10/25/2012 - Implementing Your LDC Module: Writing Tips and Techniques

Viewed by: Kevin Carroll and Doug Dandridge


Here are 3 handouts from the training


Purpose: This webinar built a justification for writing tasks in the classroom and covered various tips and techniques to keep in mind when creating an LDC module incorporating writing tasks.

Points to Consider:
  • As you get older, more writing is devoted to argumentative task/projects.
  • When bridging, students need the ability to verbalize, or talk about their research/reading before engaging in the writing task.
  • Even though it is cyclical, students may go back in forth in the writing process during each writing project they complete.

What are the benefits/challenges of the writing process:
  • Benefits - Students have a finished, polished project when completed that allows time for revision and edits.
  • Challenges - If the process is overused, then students may get bored or used to the process. Balance the times that it is needed vs. times when a impromptu writing assignment may be needed.
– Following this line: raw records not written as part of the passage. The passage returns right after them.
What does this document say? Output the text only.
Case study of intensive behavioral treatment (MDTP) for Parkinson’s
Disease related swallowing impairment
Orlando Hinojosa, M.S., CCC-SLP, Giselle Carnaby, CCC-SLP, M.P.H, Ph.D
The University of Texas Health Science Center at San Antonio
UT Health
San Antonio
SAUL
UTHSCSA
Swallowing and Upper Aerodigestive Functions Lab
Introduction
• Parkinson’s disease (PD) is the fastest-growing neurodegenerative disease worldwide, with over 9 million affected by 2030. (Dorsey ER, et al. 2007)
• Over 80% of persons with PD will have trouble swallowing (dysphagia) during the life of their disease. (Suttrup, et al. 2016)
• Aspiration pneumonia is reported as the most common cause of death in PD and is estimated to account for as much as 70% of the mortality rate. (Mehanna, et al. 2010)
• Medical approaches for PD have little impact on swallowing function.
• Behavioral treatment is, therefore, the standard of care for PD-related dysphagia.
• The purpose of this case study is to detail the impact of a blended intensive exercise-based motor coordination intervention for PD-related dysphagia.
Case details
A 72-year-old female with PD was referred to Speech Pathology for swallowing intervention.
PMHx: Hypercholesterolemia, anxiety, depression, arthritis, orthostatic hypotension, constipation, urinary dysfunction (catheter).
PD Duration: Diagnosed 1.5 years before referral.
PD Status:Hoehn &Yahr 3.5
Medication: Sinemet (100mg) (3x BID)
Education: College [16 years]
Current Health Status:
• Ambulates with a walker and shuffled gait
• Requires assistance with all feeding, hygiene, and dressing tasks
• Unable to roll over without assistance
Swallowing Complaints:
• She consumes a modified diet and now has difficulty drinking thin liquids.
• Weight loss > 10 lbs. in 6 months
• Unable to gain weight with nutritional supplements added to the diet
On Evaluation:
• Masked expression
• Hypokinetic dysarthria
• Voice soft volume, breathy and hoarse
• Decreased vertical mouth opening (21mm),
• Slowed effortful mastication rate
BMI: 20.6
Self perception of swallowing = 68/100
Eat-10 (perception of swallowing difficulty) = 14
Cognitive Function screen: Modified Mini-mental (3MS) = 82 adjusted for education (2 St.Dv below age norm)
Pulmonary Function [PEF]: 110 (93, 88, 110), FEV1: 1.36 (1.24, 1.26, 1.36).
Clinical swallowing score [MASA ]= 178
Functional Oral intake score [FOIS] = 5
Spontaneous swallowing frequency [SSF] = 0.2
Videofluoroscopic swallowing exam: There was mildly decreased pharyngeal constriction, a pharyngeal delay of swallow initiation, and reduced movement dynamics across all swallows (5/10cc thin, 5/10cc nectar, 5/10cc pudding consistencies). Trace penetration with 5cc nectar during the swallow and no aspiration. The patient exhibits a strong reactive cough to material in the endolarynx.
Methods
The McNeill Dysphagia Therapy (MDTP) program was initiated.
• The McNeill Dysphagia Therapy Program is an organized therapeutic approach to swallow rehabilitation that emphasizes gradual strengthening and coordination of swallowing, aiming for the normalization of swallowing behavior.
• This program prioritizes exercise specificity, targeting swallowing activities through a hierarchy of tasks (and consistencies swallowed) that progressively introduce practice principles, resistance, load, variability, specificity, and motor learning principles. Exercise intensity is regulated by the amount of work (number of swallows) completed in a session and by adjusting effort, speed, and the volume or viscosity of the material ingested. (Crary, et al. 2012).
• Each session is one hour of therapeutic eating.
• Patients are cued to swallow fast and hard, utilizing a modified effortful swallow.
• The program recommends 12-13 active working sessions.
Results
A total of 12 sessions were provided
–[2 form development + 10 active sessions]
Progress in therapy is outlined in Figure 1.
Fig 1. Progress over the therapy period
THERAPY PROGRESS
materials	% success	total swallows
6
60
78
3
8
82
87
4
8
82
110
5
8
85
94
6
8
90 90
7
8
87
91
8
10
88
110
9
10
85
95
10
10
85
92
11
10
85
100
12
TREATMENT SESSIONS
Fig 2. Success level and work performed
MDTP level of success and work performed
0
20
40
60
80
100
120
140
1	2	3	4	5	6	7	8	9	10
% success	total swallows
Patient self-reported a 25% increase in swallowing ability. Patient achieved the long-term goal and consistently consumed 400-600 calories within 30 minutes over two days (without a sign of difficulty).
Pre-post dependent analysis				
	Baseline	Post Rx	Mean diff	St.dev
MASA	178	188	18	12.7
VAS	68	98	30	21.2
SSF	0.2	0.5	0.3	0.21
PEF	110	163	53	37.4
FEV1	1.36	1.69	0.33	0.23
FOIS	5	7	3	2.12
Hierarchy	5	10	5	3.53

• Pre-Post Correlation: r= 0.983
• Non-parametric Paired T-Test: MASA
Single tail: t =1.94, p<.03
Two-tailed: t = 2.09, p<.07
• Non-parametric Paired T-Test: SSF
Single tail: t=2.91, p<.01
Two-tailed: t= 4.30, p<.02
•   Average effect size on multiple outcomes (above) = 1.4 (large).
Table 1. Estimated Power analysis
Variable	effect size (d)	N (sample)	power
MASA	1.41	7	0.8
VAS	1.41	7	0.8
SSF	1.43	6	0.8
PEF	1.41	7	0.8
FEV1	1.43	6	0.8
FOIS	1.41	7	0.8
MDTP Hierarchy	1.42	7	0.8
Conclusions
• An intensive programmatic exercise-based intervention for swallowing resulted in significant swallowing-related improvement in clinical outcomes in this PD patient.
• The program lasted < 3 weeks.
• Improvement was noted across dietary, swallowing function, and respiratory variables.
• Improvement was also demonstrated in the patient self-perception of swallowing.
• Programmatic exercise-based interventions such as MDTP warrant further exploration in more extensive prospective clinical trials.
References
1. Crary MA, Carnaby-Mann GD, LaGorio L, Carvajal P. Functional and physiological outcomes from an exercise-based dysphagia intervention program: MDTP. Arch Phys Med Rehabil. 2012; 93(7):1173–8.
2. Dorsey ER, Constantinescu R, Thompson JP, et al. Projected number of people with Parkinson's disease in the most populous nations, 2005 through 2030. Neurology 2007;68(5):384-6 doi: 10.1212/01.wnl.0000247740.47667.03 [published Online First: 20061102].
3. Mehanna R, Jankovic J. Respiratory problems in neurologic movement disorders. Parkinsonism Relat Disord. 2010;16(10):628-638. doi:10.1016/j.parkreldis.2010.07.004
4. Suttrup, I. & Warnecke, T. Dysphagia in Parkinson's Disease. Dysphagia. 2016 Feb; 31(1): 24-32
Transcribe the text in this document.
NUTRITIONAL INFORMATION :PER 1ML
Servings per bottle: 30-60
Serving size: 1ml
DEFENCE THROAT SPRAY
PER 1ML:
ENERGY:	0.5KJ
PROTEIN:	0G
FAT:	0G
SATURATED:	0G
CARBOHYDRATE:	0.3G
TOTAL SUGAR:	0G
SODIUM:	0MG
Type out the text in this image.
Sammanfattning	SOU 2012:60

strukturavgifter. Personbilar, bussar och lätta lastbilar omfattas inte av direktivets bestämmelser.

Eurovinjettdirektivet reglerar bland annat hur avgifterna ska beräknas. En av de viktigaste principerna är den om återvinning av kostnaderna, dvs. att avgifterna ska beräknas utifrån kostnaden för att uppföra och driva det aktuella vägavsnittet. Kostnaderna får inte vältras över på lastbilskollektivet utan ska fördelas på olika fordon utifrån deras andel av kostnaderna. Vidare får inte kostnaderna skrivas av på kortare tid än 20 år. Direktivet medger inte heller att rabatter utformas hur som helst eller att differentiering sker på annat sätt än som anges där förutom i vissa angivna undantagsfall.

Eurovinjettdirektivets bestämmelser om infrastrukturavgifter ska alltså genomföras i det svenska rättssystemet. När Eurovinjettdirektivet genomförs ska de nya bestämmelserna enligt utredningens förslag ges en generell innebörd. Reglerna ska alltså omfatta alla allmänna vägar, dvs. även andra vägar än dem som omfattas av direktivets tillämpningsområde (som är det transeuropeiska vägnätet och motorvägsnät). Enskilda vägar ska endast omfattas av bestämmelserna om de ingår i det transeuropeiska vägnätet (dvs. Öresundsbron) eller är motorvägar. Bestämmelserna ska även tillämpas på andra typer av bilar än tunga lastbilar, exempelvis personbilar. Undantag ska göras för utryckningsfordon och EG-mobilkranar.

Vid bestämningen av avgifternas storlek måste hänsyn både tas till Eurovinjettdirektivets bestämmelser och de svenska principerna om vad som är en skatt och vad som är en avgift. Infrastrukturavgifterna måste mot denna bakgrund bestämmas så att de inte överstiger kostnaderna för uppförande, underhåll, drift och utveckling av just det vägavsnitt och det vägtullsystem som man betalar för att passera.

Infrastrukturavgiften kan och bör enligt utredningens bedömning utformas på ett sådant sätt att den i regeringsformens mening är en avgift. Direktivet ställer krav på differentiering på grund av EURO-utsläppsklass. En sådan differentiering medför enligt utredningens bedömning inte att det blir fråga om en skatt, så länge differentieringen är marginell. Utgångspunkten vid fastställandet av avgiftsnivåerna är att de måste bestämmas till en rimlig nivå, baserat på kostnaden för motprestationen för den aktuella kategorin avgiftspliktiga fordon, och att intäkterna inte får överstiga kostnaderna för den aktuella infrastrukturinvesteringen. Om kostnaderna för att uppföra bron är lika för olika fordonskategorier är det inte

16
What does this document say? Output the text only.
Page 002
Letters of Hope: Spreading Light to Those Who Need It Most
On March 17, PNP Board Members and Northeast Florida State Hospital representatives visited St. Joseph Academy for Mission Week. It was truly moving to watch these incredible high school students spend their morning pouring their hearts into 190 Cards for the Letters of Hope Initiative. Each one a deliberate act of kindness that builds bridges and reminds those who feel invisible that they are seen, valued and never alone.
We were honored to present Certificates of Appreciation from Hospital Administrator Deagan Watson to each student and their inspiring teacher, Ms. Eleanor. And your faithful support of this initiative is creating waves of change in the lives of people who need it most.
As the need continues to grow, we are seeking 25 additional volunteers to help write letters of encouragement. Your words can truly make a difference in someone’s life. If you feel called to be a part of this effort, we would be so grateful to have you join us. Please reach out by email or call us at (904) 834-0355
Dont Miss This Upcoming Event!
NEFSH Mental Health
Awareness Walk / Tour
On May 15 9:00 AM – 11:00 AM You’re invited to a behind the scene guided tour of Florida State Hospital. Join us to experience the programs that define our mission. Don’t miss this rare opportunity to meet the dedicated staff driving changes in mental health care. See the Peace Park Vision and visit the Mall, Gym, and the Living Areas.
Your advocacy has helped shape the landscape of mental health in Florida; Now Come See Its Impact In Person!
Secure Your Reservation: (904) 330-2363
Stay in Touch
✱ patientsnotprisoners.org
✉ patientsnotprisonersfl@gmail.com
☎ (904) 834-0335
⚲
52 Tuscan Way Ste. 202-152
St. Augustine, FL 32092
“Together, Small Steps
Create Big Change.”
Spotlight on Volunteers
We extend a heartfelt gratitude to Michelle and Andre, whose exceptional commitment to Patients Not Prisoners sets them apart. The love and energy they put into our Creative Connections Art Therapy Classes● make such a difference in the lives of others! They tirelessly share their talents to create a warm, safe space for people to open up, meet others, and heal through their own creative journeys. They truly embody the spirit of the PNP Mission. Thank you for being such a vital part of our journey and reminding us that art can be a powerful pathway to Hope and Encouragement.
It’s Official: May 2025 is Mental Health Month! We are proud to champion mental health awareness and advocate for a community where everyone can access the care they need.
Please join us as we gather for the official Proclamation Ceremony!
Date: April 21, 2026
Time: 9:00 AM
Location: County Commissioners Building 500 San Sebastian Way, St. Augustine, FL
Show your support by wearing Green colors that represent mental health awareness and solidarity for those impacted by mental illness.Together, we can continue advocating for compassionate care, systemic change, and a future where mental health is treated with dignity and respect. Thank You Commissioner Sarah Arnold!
  • Formal citations should be given as early as 7th grade - "need a standard format for citations". This is a skill that we need to be teaching in MS.
  • Librarians are essential from teaching these skills. Utilize these resources.
  • Make sure you are teaching good note-taking and teaching students it is important to attribute as you go.
  • Students struggle with writing - Teachers can really help this by giving good feedback. If you are reading a paper and asking yourself a lot of questions about what you are reading, this is a good indication that the student has not thought out their idea well enough.
  • Revision is not necessarily about fixing spelling and grammar, it is about refining and developing the thoughts more completely.
  • Consider showing before and after work to reinforce the idea that we do not just arrive at a completed piece of writing - it is a process!!
  • Another Kelly Gallagher technique is STAR - substitute, take out, add, reorder
  • This is the concept of guide on the side rather than sage on the stage. When done well it will require more planning by teachers, but less work when it comes to the instruction. Students take over the ownership of the project during class time.
  • Students love to revise teacher writing - we need to model the "messiness" of writing. It is not a linear process.